Influences and Mechanisms of Water on a Solid Electrolyte Interphase Film for Lithium-Ion Batteries

Trace water, one of the most common impurities, has a fatal influence on the performance of lithium-ion batteries (LIBs). In this work, the influences of water content on the solvation structure of lithium ions and the component of solid electrolyte interphase (SEI) film in the lithium bis(oxalato)borate (LiBOB)–ethylene carbonate (EC)/diethyl carbonate electrolyte (DEC) system are studied. Results of attenuated total reflection–Fourier transform infrared analysis and density functional theory (DFT) calculation show that a great number of solvation structures of Li+(EC)2(H2O)2 and Li+(EC)3(H2O) are formed in the electrolyte system with additional H2O. Besides, the free H2O generated by the desolvation effect will react with the desolvated Li+ ions and the heterogeneous organic components in the outer layer of a SEI film.
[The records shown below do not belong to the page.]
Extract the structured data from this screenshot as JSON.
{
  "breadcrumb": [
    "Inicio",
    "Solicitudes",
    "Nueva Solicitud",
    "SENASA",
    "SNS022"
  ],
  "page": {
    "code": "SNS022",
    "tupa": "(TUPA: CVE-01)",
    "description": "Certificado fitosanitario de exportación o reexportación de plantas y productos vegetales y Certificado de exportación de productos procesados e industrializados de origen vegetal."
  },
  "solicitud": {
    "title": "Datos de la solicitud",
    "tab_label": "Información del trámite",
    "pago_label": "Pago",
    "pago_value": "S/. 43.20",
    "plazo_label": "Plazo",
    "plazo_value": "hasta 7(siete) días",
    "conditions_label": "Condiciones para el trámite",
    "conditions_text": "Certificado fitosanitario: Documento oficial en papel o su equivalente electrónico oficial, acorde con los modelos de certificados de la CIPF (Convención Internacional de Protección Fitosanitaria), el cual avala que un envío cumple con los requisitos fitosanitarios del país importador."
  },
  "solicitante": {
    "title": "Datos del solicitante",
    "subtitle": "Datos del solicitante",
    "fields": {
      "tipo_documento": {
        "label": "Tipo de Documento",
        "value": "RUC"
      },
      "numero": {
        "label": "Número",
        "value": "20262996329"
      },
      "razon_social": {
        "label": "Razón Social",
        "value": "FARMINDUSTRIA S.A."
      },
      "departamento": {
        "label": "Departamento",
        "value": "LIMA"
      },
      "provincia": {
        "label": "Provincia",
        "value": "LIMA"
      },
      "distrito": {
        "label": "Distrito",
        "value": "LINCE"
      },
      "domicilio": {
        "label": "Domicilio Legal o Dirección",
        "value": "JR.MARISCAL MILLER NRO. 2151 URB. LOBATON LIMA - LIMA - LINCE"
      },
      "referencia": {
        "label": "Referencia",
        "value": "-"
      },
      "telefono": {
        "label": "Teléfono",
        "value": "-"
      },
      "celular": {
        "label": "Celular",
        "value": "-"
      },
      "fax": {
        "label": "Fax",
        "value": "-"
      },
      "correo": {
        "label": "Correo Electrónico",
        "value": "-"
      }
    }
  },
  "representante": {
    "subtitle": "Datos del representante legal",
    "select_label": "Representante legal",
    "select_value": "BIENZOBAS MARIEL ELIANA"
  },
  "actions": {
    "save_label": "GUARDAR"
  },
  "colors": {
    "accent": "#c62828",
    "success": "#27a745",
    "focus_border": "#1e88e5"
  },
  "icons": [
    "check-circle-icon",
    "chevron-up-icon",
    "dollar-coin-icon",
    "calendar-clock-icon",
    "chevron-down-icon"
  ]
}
These parasitic reactions will lead to an overgrown and excessive inorganic component-containing SEI film, which harms the Li+ ion conductive characteristics of the SEI film and the electrochemical performance of LIBs. In particular, insoluble LiB(C2O4)(OH)2 and B(C2O4)OH products are generated when the content of the additional H2O reaches 10,000 ppm because of the hydrolytic reaction. Moreover, it is because of the generation of these poor ion-conductive boron-containing substances that the impedance of the cell increases sharply. These studies can provide the theoretical basis for battery failure analysis.